Congrats to Ana Lívia Agostinho and Larry Hyman on the publication of their article "Word Prosody in Lung’Ie: One System or Two?" in Probus! The article has just appeared online.

Congrats to Isaac Bleaman and Dan Duncan (Newcastle University) on the publication of their article "The Gettysburg Corpus: Testing the proposition that all tense /æ/s are created equal" in American Speech. Read it here!

May 3, 2021

A number of Berkeley linguists will be presenting at Amazônicas VIII, taking place online from May 31 to June 4. The full program is available here.

Congrats, all!

Alejandro Granados Vargas (BA 2013) was admitted into the PhD program in Education, with an emphasis on Human Development in Context, at UC Irvine. His research area will be in bilingual language development in language impaired children. Congratulations, Alejandro!

April 30, 2021

In and around the linguistics department in the next week:

April 29, 2021

The Linguistics Department Honors Colloquium will take place on Monday, May 3, from 3 to 5 PM. The Zoom access code is 966 0052 6874.

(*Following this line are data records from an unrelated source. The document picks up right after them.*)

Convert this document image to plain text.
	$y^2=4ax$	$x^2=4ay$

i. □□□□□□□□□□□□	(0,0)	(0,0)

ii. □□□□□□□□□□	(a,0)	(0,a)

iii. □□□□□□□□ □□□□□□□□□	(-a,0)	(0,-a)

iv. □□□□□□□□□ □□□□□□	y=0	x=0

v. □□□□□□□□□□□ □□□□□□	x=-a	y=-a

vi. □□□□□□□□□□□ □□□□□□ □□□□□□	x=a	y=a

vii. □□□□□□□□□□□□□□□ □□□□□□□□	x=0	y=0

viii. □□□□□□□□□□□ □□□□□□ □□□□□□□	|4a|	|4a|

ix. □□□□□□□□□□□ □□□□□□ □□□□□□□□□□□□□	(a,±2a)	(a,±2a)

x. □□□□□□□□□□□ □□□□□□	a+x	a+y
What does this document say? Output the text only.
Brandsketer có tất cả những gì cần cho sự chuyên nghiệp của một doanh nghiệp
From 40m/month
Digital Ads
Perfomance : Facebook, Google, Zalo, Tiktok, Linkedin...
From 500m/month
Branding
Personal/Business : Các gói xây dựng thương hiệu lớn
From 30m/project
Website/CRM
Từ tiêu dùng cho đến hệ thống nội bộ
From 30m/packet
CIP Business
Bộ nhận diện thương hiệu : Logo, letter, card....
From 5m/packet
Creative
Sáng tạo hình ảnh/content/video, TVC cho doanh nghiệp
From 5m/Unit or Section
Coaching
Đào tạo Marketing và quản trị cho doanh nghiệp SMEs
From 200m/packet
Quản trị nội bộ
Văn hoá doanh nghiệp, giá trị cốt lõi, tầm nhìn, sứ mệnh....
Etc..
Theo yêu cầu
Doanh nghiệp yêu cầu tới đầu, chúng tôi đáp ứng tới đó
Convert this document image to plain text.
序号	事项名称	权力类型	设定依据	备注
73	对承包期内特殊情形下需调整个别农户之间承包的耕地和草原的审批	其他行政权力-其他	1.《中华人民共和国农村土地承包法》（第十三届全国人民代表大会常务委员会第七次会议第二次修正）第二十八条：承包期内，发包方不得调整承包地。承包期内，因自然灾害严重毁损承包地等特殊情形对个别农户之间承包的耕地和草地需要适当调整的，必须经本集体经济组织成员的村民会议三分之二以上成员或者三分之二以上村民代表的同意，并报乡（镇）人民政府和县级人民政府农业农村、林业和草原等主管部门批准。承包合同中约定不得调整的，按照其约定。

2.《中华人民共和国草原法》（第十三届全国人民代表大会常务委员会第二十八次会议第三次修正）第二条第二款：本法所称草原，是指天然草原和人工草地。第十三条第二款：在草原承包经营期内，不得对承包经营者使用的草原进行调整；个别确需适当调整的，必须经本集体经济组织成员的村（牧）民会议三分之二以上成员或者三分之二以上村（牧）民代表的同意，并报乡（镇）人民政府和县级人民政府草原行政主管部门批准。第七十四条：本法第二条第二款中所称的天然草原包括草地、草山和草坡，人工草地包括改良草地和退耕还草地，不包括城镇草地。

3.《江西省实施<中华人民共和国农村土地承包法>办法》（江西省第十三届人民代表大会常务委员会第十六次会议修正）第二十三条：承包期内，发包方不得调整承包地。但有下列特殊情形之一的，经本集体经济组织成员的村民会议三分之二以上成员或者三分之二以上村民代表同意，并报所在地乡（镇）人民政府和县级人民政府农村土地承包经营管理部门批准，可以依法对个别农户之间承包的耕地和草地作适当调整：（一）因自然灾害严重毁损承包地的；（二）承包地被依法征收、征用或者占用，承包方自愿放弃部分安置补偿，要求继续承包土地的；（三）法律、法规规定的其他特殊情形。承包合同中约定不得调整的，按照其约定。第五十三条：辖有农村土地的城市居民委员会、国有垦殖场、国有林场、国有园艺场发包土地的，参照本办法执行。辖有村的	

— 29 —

The following students will present:

Teela Huff
Thesis title: LAMA: A Simple Tool for Sharing Audio-Linked Lexical Data
Prof. Lev Michael (Faculty Advisor)
Prof. Larry Hyman (Reader)

Sophia Stremel
Thesis title: The Syntax of English Parentheticals: An Adjunction Analysis
Prof. Line Mikkelsen (Faculty Advisor)
Prof. Peter Jenks (Reader)

Stacey Vu
Thesis title: The Phonetics of Iquito Tone
Prof. Lev Michael (Faculty Advisor)
Prof. Chris Beier (Reader)

Irene Yi
Thesis title: "Sometimes I’ll start a sentence in Mandarin 然后用中文完成": Towards Sociolinguistically-Aware Computational Models of Codeswitching Using Classification and Regression Trees (CART)
Prof. Gasper Begus and Prof. Isaac Bleaman (Faculty Co-Advisors)

Kevin Yu
Thesis title: Pragmatic Influences on Argument Word Order in Karuk Narrative Texts
Prof. Line Mikkelsen (Faculty Advisor)
Prof. Eve Sweetser and Prof. Isaac Bleaman (Readers)

Format: Each student will have 15 minutes to present and 5 for questions.